Kangani: The village of Kangani is the last stopping off point on the Comoros before a perilous ocean crossing for would-be migrants trying to reach the French island of Mayotte.
But in recent weeks, the kwassa kwassa — small wooden fishing launches inadequate for the 70-kilometre (43-mile) Indian Ocean journey — have remained tied up on the shore.
Mayotte is France’s 101st and poorest administrative region and anti-immigrant groups have launched protests against new arrivals despite a vow from Paris to tighten citizenship rules.
Part of the Comoros archipelago, Mayotte voted to remain part of France in 1974, when the other three islands sought and won independence.
The current state, the Union of the Comoros, maintains a claim on the French island and many here resent the ever-stricter immigration rules.
Mayotte may be poor in European Union terms, but the Comoros are one of Africa’s poorest countries.
Thousands of would-be migrants from the Comoros or mainland Africa try to make the journey every year and are now estimated to make up just under half of Mayotte’s 310,000 population.
This has proved too much for some of the locals, who have set up barricades on the streets to demand action from the state to rein in undocumented migration.
In Kangani, a small town of a few thousand souls on the easternmost Comoros island of Anjouan, this has disrupted the migrant smuggling business and other covert trade.
Even with its unemployment and social unrest, Mayotte has better infrastructure — schools and hospitals — than its neighbour.
According to a local official, “when everything is going well”, between five and six kwassa kwassa skiffs set off every day for northwest Mayotte.
Now, migrants are piling up, alongside cigarettes and even livestock — in Kangani, the entire economy of the village turns around the Mayotte route and business is conducted in wads of euros.
“The roadblocks affect us all, there are no more kwassa kwassa departures until things get back to normal,” said Chadhuli Tafsir, a man in his 30s from the village itself.
Among the migrants held up waiting for their first crossing there are also tattooed youths, who have already been expelled from French soil.
They are recognisable by the dyed blonde streaks of hair, a fashionable hairdo on Mayotte.
They’re keen to go back, but the situation is tense, and many locals refused to speak to AFP or turned their backs when reporters approached.
France’s latest initiative to dissuade migrants from making the trip was a proposal to strip children born on Mayotte to non-French parents from having the right to claim citizenship.
Interior Minister Gerard Darmanin’s shock proposal of a constitutional amendment has yet to appease the protesters on Mayotte, but it has added to frustration in Kangani.
“Abolishing the law of the soil is a bad idea for everyone concerned,” muttered Tafsir, as a group of men gathered to discuss the decline in trade.
Ousseni, a small man in his 50s, would only give his first name, but describes himself as a fisherman-smuggler.
He charges travellers between 400 and 500 euros ($430 and $540) a head to cross the strait to Mayotte, four or five times the average monthly salary on this archipelago of 870,000 people.
The protest groups, he complains, are costing him “time and money”, just like the Comoros coastguards who, he alleges, shake him down for 200 euros per trip.
“The last time I was carrying a sick person.
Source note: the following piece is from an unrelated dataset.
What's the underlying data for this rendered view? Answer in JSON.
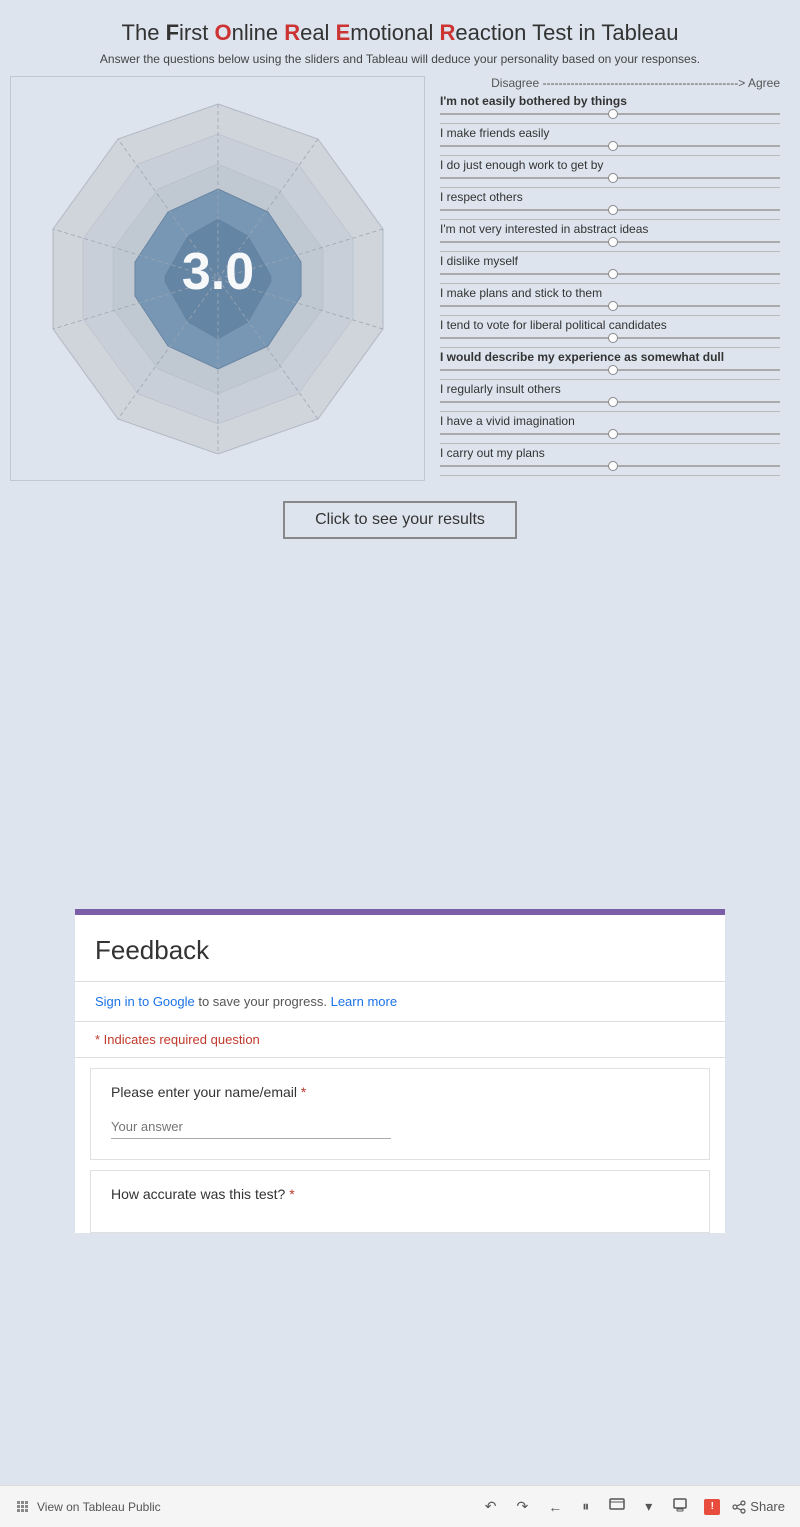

We were prevented from crossing and I had to come back to dry land. The guy died shortly afterwards,” he said.
Sometimes he supplements the people trade with cigarette shipments — and that’s not all.
“Some people on Mayotte are waiting for a cow to celebrate their marriage. It cost them 10,000 euros. It’s a lot but still cheaper than over there,” Ousseni said.
Often, the boats must turn back because of heavy weather. Sometimes they don’t make it to land at all. No records are kept but thousands are thought to have drowned. “No-one would take the risk of getting to Mayotte if we had any choice,” said another young man, Jeansi, who is glumly awaiting the next departure. “Taking to sea is our only option.”